The U.S. Department of Justice (DOJ) has unsealed a superseding indictment charging a key LockerGoga ransomware administrator connected to a series of LockerGoga, MegaCortex, and Nefilim ransomware variants cyberattacks, which caused millions of dollars in damages to hundreds of companies worldwide.
According to the indictment, Ukrainian national Volodymyr Viktorovich Tymoshchuk, also known as deadforz, Boba, msfv, and farnetwork, was involved in ransomware schemes that targeted more than 250 U.S. companies and hundreds more globally between December 2018 and October 2021.
The attacks resulted in significant financial losses from system remediation, operational disruption, and ransom payments.
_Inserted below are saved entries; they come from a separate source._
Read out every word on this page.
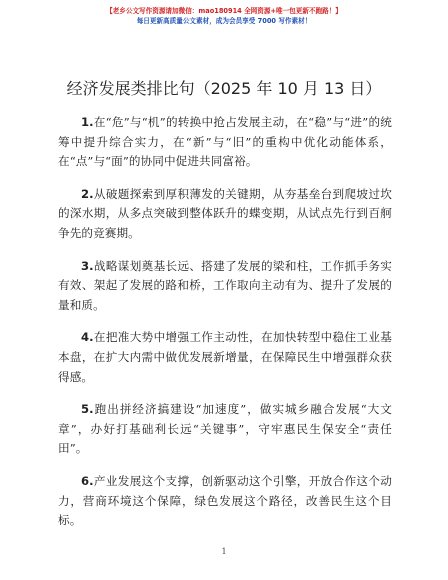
【老乡公文写作资源请加微信：mao180914 全网资源+唯一包更新不跑路！】
每日更新高质量公文素材，成为会员享受 7000 写作素材！
经济发展类排比句（2025 年 10 月 13 日）

1.在“危”与“机”的转换中抢占发展主动，在“稳”与“进”的统筹中提升综合实力，在“新”与“旧”的重构中优化动能体系，在“点”与“面”的协同中促进共同富裕。

2.从破题探索到厚积薄发的关键期，从夯基垒台到爬坡过坎的深水期，从多点突破到整体跃升的蝶变期，从试点先行到百舸争先的竞赛期。

3.战略谋划奠基长远、搭建了发展的梁和柱，工作抓手务实有效、架起了发展的路和桥，工作取向主动有为、提升了发展的量和质。

4.在把准大势中增强工作主动性，在加快转型中稳住工业基本盘，在扩大内需中做优发展新增量，在保障民生中增强群众获得感。

5.跑出拼经济搞建设“加速度”，做实城乡融合发展“大文章”，办好打基础利长远“关键事”，守牢惠民生保安全“责任田”。

6.产业发展这个支撑，创新驱动这个引擎，开放合作这个动力，营商环境这个保障，绿色发展这个路径，改善民生这个目标。

1
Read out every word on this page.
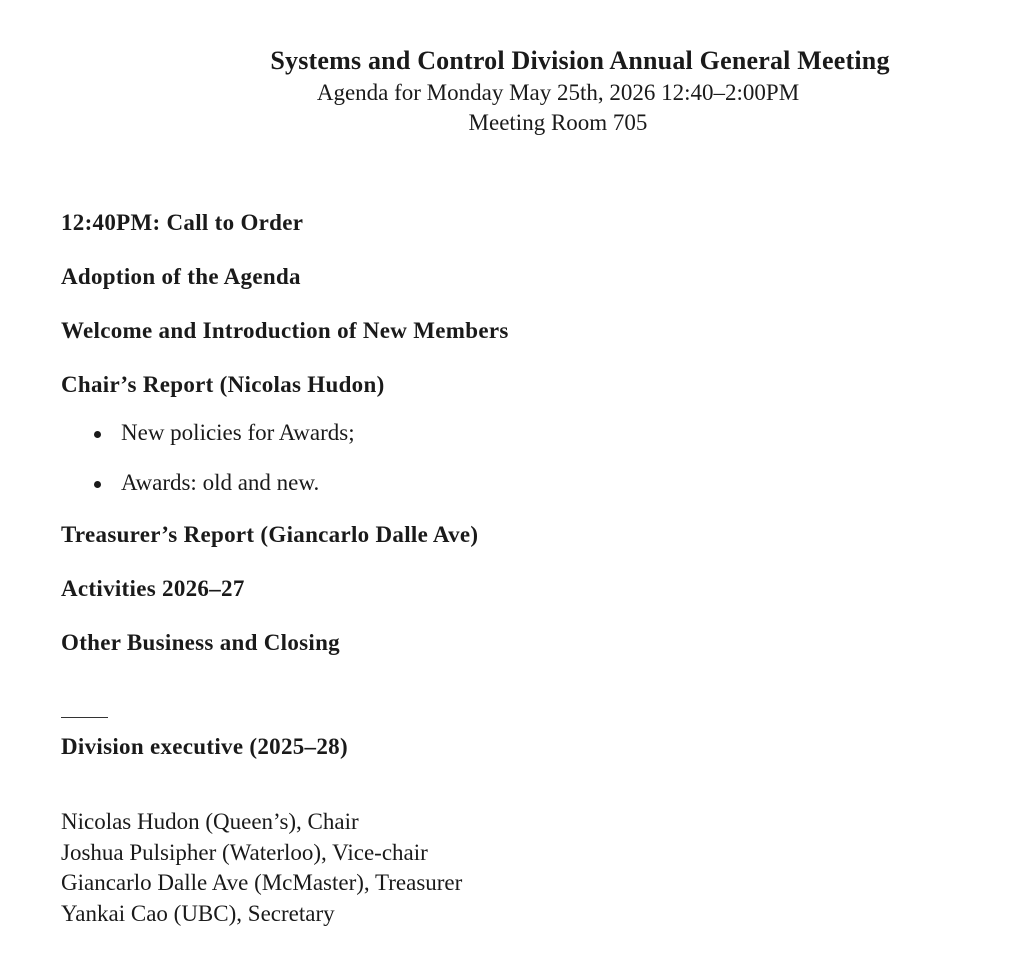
Systems and Control Division Annual General Meeting
Agenda for Monday May 25th, 2026 12:40–2:00PM
Meeting Room 705
12:40PM: Call to Order
Adoption of the Agenda
Welcome and Introduction of New Members
Chair’s Report (Nicolas Hudon)
New policies for Awards;
Awards: old and new.
Treasurer’s Report (Giancarlo Dalle Ave)
Activities 2026–27
Other Business and Closing
Division executive (2025–28)
Nicolas Hudon (Queen’s), Chair
Joshua Pulsipher (Waterloo), Vice-chair
Giancarlo Dalle Ave (McMaster), Treasurer
Yankai Cao (UBC), Secretary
The MegaCortex ransomware attacks, along with LockerGoga, were often thwarted by proactive law enforcement notifications to victims before the ransomware could be fully deployed.
The indictment further alleges that Tymoshchuk was an administrator for the Nefilim ransomware strain, providing other affiliates, including co‑defendant Artem Stryzhak, who was extradited from Spain and faces charges in the U.S., with access to the malware in exchange for a 20% share of the ransom proceeds.
Tymoshchuk faces multiple counts, including conspiracy to commit computer fraud, intentional damage to a protected computer, and transmitting threats.
“Tymoshchuk is a serial ransomware criminal who targeted blue-chip American companies, health care institutions, and large foreign industrial firms, and threatened to leak their sensitive data online if they refused to pay,” said U.S. Attorney Joseph Nocella Jr. for the Eastern District of New York.
“For a time, the defendant stayed ahead of law enforcement by deploying new strains of malicious software when his old ones were decrypted.”
This DOJ cybercrime prosecution is the result of extensive international cooperation between the FBI and law enforcement agencies in several European countries, supported by Europol and Eurojust.
As part of this coordinated effort, decryption keys for LockerGoga and MegaCortex were released in September 2022 through the "No More Ransom Project," allowing victims to recover their data without paying a ransom.
The U.S. Department of State has also announced a reward of up to $11 million for information leading to Tymoshchuk's arrest or conviction.
In July, a Chinese state-sponsored hacker was arrested for the HAFNIUM intrusion campaign, while an alleged Scattered Spider member pleaded guilty in April.